Come già ricordato da Kila con le recenti sentenze della Cassazione in materia di maltrattamenti in famiglia e stalking, negli ultimi giorni le pagine di cronaca nera si sono riempite di casi di donne uccise da ex compagni, corteggiatori, uomini con cui avevano appena chiuso la loro storia. Dall’uomo con sette denunce per stalking che ha ucciso due ex al giovane 30enne che ha sparato all’ormai ex da poche ore di appena 16 anni.
Casi che come sempre fanno riflettere e pensare, in prima battuta, a come difendere la donna, vera vittima, spesso lasciata ancora sola nonostante gli interventi legislativi in materia.
I fatti che riempiono le prime pagine dei giornali fotografano un fenomeno allarmante, che rientra in un quadro di delitti in famiglia, e in particolare tra le mura domestiche, in aumento, con le donne come vittime più frequenti.
Una situazione a cui spesso rispondono associazioni e sportelli di aiuto e ascolto.
A Torino, pochi giorni fa, ha aperto C.A.P. 10135, il primo Centro di Ascolto Psicologico Atti e comportamenti persecutori, con sede operativa in via Plava 145, che fornisce ascolto e consulenza psicologica a familiari e vittime di atti e/o comportamenti persecutori.

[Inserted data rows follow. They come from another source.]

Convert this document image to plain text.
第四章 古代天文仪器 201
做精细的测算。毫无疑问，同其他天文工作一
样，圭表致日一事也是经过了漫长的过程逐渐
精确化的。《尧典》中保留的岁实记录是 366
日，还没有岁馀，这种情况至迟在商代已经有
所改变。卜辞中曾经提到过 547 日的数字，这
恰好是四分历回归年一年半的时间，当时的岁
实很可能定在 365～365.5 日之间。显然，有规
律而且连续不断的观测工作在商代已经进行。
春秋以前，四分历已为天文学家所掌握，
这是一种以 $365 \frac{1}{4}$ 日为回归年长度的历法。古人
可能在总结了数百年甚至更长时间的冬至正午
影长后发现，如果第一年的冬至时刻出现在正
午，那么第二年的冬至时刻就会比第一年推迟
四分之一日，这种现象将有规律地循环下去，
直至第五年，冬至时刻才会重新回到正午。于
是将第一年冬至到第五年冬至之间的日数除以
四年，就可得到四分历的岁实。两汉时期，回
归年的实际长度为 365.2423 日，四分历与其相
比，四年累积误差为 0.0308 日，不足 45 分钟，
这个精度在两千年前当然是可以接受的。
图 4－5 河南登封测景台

Il centro si rivolge a persone d'entrambi i sessi e di qualsiasi età e fornisce un supporto e una consulenza psicologica a persone che subiscono atti di bullismo in ambito scolastico e non, oppure comportamenti di mobbing in ambito lavorativo, o ancora a persone che sono oggetto di vere e proprie condotte di stalking nella vita privata. All’interno del percorso di sostegno è previsto, su richiesta, un colloquio con un avvocato dell’associazione.

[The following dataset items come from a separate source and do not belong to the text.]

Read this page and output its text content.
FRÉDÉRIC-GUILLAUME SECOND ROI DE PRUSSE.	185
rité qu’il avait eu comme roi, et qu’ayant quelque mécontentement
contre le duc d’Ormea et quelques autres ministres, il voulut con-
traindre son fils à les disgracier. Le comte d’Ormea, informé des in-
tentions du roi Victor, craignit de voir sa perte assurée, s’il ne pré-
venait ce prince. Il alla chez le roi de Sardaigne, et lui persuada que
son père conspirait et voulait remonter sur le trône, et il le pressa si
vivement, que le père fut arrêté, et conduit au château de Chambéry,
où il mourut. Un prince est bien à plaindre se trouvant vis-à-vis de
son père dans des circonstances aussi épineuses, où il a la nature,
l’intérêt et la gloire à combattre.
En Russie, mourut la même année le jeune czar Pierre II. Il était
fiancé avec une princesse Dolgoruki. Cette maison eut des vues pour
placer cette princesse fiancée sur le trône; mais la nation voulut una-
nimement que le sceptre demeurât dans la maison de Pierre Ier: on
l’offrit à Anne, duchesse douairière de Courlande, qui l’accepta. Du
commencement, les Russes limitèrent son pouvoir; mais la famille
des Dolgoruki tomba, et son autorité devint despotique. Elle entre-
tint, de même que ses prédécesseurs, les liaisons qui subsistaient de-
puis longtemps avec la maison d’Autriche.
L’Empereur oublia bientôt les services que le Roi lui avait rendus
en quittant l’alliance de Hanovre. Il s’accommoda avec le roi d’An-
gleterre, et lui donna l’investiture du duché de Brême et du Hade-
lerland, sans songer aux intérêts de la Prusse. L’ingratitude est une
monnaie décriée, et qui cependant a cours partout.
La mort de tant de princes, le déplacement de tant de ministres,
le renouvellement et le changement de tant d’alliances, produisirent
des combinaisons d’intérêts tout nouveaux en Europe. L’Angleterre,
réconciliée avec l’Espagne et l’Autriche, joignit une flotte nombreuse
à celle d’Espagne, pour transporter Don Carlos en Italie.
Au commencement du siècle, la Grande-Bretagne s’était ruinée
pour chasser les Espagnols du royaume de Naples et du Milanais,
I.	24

Viene inoltre fornito un supporto e una consulenza psicologica anche ai familiari delle persone oggetto di tali comportamenti, che per la loro natura possono creare ansia e paura in uno o più dei componenti familiari (moglie, marito, fidanzato, fidanzata, madre, padre, ecc.).

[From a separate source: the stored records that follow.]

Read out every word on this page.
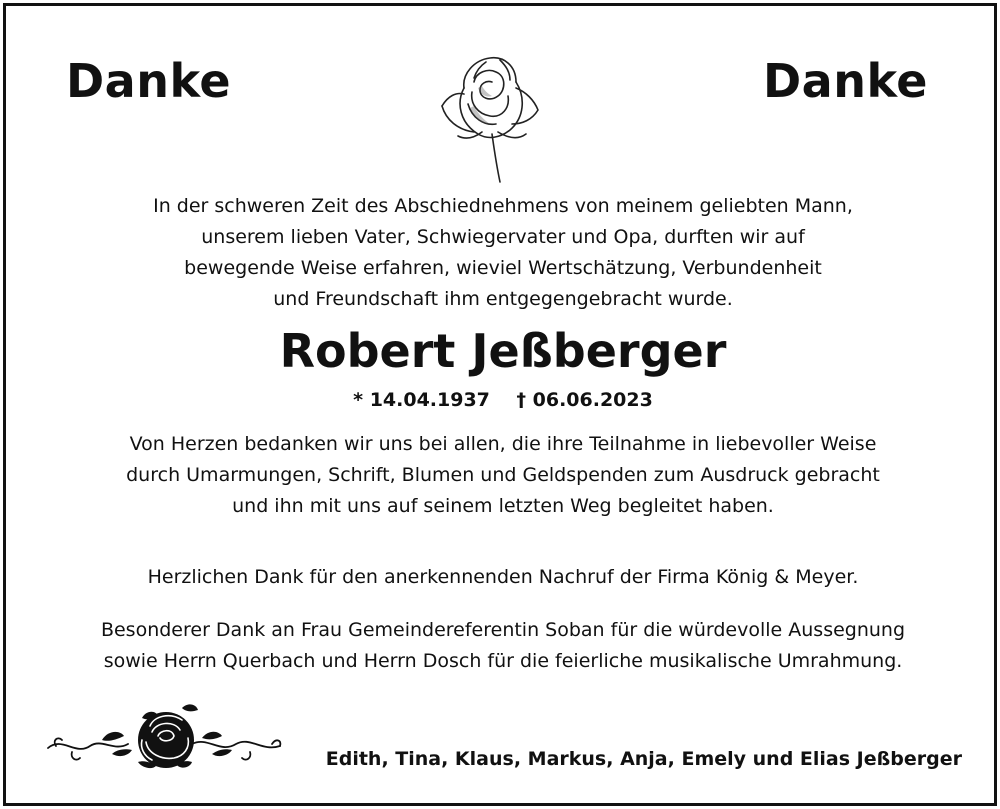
Danke	Danke

In der schweren Zeit des Abschiednehmens von meinem geliebten Mann,
unserem lieben Vater, Schwiegervater und Opa, durften wir auf
bewegende Weise erfahren, wieviel Wertschätzung, Verbundenheit
und Freundschaft ihm entgegengebracht wurde.

Robert Jeßberger
* 14.04.1937 † 06.06.2023

Von Herzen bedanken wir uns bei allen, die ihre Teilnahme in liebevoller Weise
durch Umarmungen, Schrift, Blumen und Geldspenden zum Ausdruck gebracht
und ihn mit uns auf seinem letzten Weg begleitet haben.

Herzlichen Dank für den anerkennenden Nachruf der Firma König & Meyer.

Besonderer Dank an Frau Gemeindereferentin Soban für die würdevolle Aussegnung
sowie Herrn Querbach und Herrn Dosch für die feierliche musikalische Umrahmung.

Edith, Tina, Klaus, Markus, Anja, Emely und Elias Jeßberger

Il centro di ascolto è gestito da psicologi e psicologhe dell'Associazione di Promozione Sociale “Psychological Educational Treatment & Therapy”. Gli incontri sono gratuiti per gli iscritti all’associazione in regola con la quota della tessera associativa (15 euro all’anno).
Si tratta di una delle ultime iniziative nate a Torino, in una Regione come il Piemonte, che si è dotata di un Piano per la prevenzione della violenza contro le donne e per il sostegno alle vittime, con eventi di sensibilizzazione e iniziative su tutto il territorio per far conoscere il fenomeno della violenza contro le donne.
Proprio in questi giorni, inoltre, la Provincia di Torino ricorda sul proprio sito, partendo dal dato allarmante di nove casi di donne uccise in tre settimane, lo Sportello telefonico per il disagio maschile. Perché è indubbio che lo sfociare spesso improvviso di una violenza efferata rivela problemi, disagi nelle relazioni familiari e di coppia da parte dell’uomo.
Per tale motivo la Provincia, già nel 2009, ha attivato lo sportello, in collaborazione con l’associazione di volontariato Il Cerchio degli Uomini e con il contributo della Regione. Il servizio garantisce riservatezza completa e la possibilità di partecipare a gruppi di condivisione, formati da 7/10 persone, di soli uomini e misti, finalizzati alla prevenzione della violenza e alla realizzazione di un percorso di consapevolezza e cambiamento per chi si trova in situazioni di disagio familiare e relazionale.
Si tratta di servizi di cui è bene parlare, perché siano conosciuti il più possibile. Il fenomeno della violenza alle donne, e in questi giorni le cronache lo testimoniano quasi ogni giorno, è lungi dall’essere stato arginato.